On s’étonnera peut-être de nous voir dire ici ; le prote ne doit point négliger « la formation littéraire » de ces collaborateurs [les typographes promus correcteurs]. Le fait n’a pourtant rien qui puisse surprendre… Nous sommes de ceux qui pensent et qui affirment que « le prote ne saurait avoir des connaissances trop étendues dans les lettres, les sciences et les arts, car il est souvent consulté par les auteurs et devient même leur arbitre[1] ». Bien que ces lignes aient été écrites il y a près d’un siècle et demi, elles n’ont rien perdu de leur actualité et de leur nécessité : le prote doit posséder pour lui-même, ou « il a trois instructions [personnelles] à acquérir en même temps : l’instruction technique, l’instruction grammaticale et l’instruction commerciale[2] ». Ayant une « instruction grammaticale », le prote doit s’assurer que le typographe devenu correcteur possède cette même instruction ; ou, au cas contraire, l’obliger ou lui donner les moyens de l’acquérir.
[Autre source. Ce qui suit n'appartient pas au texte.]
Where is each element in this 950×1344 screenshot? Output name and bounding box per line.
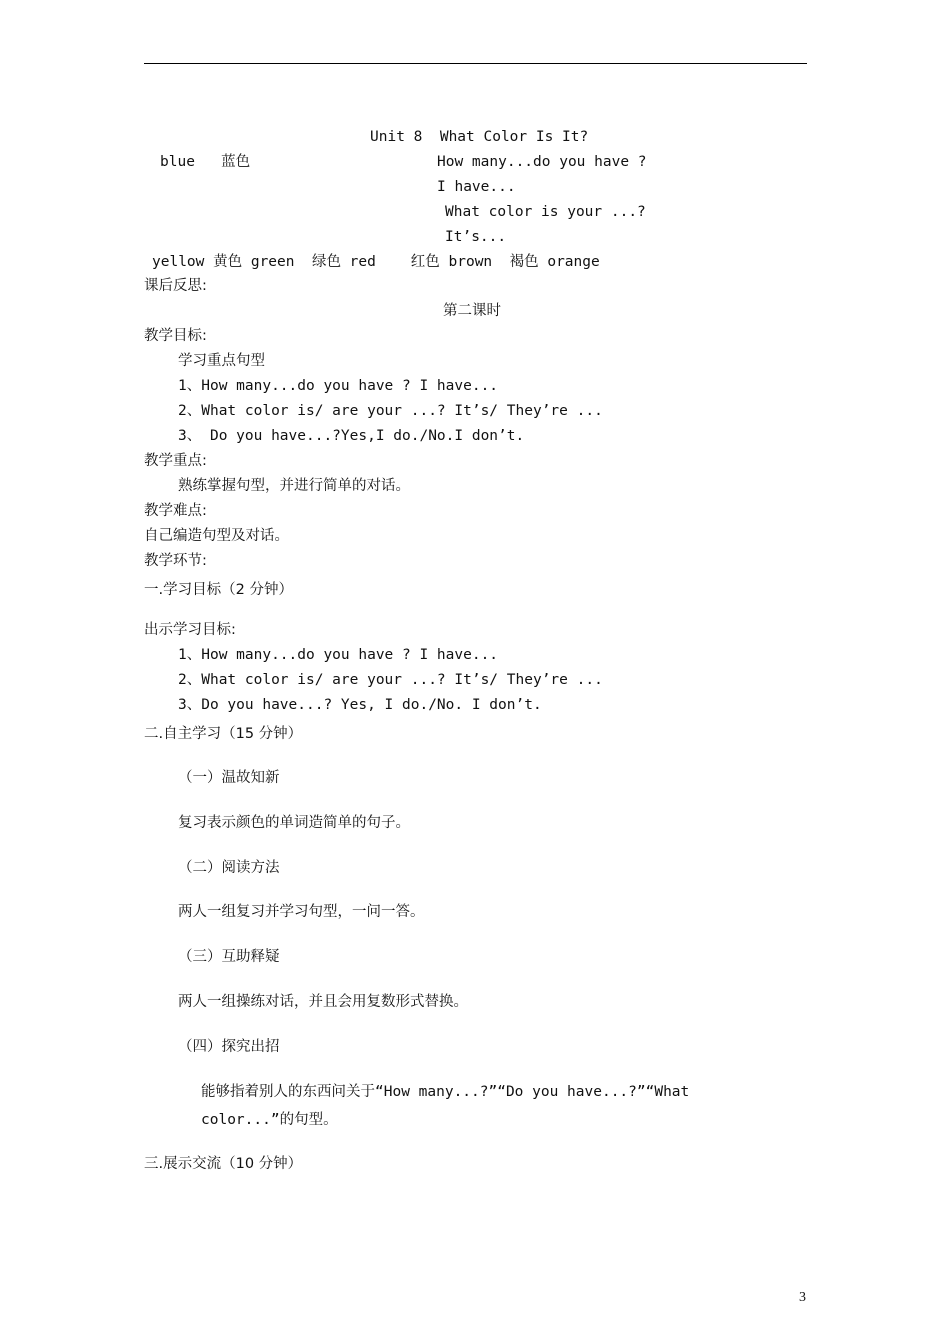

Si sur ce point quelques protes — dont le nombre sera fort rare heureusement — estiment n’être point d’accord avec nos sentiments, il en est un autre sur lequel ils se sépareront encore de nous ; nous nous élevons avec force contre ceux qui malhonnêtement prétendent considérer le correcteur érudit comme un arriviste adversaire du prote. « Plus l’instruction du prote sera faible, moins l’Imprimerie reviendra aux imprimeurs… L’instruction négligée du prote crée des proteries à deux tronçons. Le plus souvent un étudiant en mal de bachot, absolument indifférent à l’imprimerie, mais surtout arriviste, se greffe sur l’emploi comme le gui sur le chêne. Alors on paye le prote selon sa stricte valeur[3] ; alors, nos imprimeries s’emplissent petit à petit d’hérétiques à la profession — instruits, personne ne le conteste — qui bientôt jouiront d’une situation prépondérante là où le prote n’a su que garder le collier. À qui la faute ? Comme nous serions forts[4]

  1. Audouin de Géronval.
  2. Ch. Ifan, le Prote, p. 22.
  3. Le cas est plutôt rare d’un patron payant ses employés au delà de leur valeur.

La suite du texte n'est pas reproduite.